Literally Taxed to Death!… $494 Billion Tax Increase Jan. 1, 2013

 

money-to-burn-taxes

It will be up to Washington to save the country from what the Washington Post has dubbed “Taxmageddon” — the looming tax increase set to hit Americans on Jan. 1. Curtis Dubay, a senior analyst in Tax Policy at the Heritage Foundation, has chronicled the taxes set to hit if Congress and the administration do not make adjustments. ~ Caroline May

According to Dubay, Americans will see a $494 billion tax increase at the beginning of 2013.

“[The tax increase] is hitting because of expiring tax policies and
the beginning of five taxes in Obamacare,” Dubay told The Daily Caller.

Dubay’s study
of the looming $494 billion tax increase highlights the policies set to
expire. These include the Bush tax cuts, the payroll tax cut, the
Alternative Minimum Tax (AMT) patch, the tax cuts in the 2009 stimulus,
tax extenders, the estate tax adjustment, and 100 percent business
investment expensing.

Additionally, Durbay points out, that five of the eighteen tax increases in Obamacare will begin next year.

“Seventy percent of the tax hike falls directly on middle and low
income families,” Dubay said. “That might surprise some people because
you’ve heard for the last 12 years that the Bush tax cuts were just tax
cuts for the rich, which is simply not true.”

“Sixty percent of the tax cuts in the Bush tax cuts are direct cuts
for middle and low income families,” he explained. “The payroll tax cut
is a middle and low income family tax cut, and the AMT patch, the whole
purpose of it is to prevent a tax hike on middle and low income
families.

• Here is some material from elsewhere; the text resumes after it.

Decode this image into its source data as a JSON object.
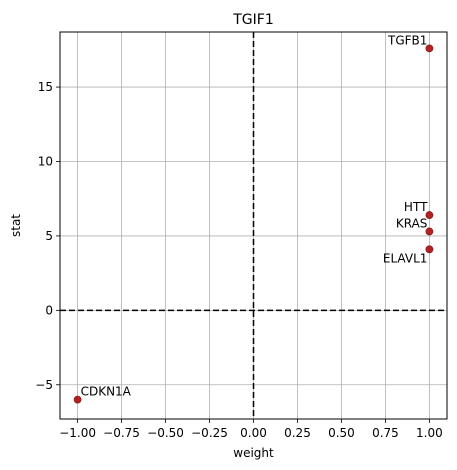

So when you add it all up 70 percent of that [nearly] $500
billion figure is a direct tax increase on middle and low income
families.”

Dubay added that the increases are just a part of the cost set to
result if Congress and the administration do not deal with the coming
changes.

“That is just the direct part,” he explained. “The rest of the taxes
fall on job creators, businesses that pay their taxes under the
individual tax code, investors, entrepreneurs, other businesses. So the
indirect effect hit Americans at all income levels, including middle and
low income because the economy will slow, job creation will slow, and
wages will not grow as fast.”

Federal Reserve Chairman Ben Bernanke warned the House Financial Services Committee of the potential tax onslaught in February.

“Under current law, on Jan. 1, 2013, there’s going to be a massive
fiscal cliff of large spending cuts and tax increases,” he said of the
expiration of the Bush tax, the expiration of a payroll tax cut and $1.2
trillion in spending cuts, according to The Hill.
“I hope that Congress will look at that and figure out ways to achieve
the same long-run fiscal improvement without having it all happen at one
date.”

According to Dubay, Congress and the administration are likely to to
delay dealing with the issue until after the election, which will cause
uncertainty in the marketplace in the interim.

“The uncertainty caused by Taxmageddon is slowing the economy today.
Businesses, families, investors have no idea what their tax rate is
going to be in nine months. That is causing them to hold back on making
decisions today,” he said, adding that businesses do not know whether to
hire, investors do not know whether to invest and families cannot plan
their short-term financial future because nobody knows what their taxes
are going to be.

The Washington Post has reported
that Mark Zandi, the chief economist for Moody’s Analytics, is
predicting that “Taxmageddon,” in cahoots with debt deal spending cuts,
will reduce economic growth by three percentage points.

Zandi was more sanguine, however, about the final outcome.

“My forecast is that tax rates are not going to rise for everyone on January 1, 2013,” he said.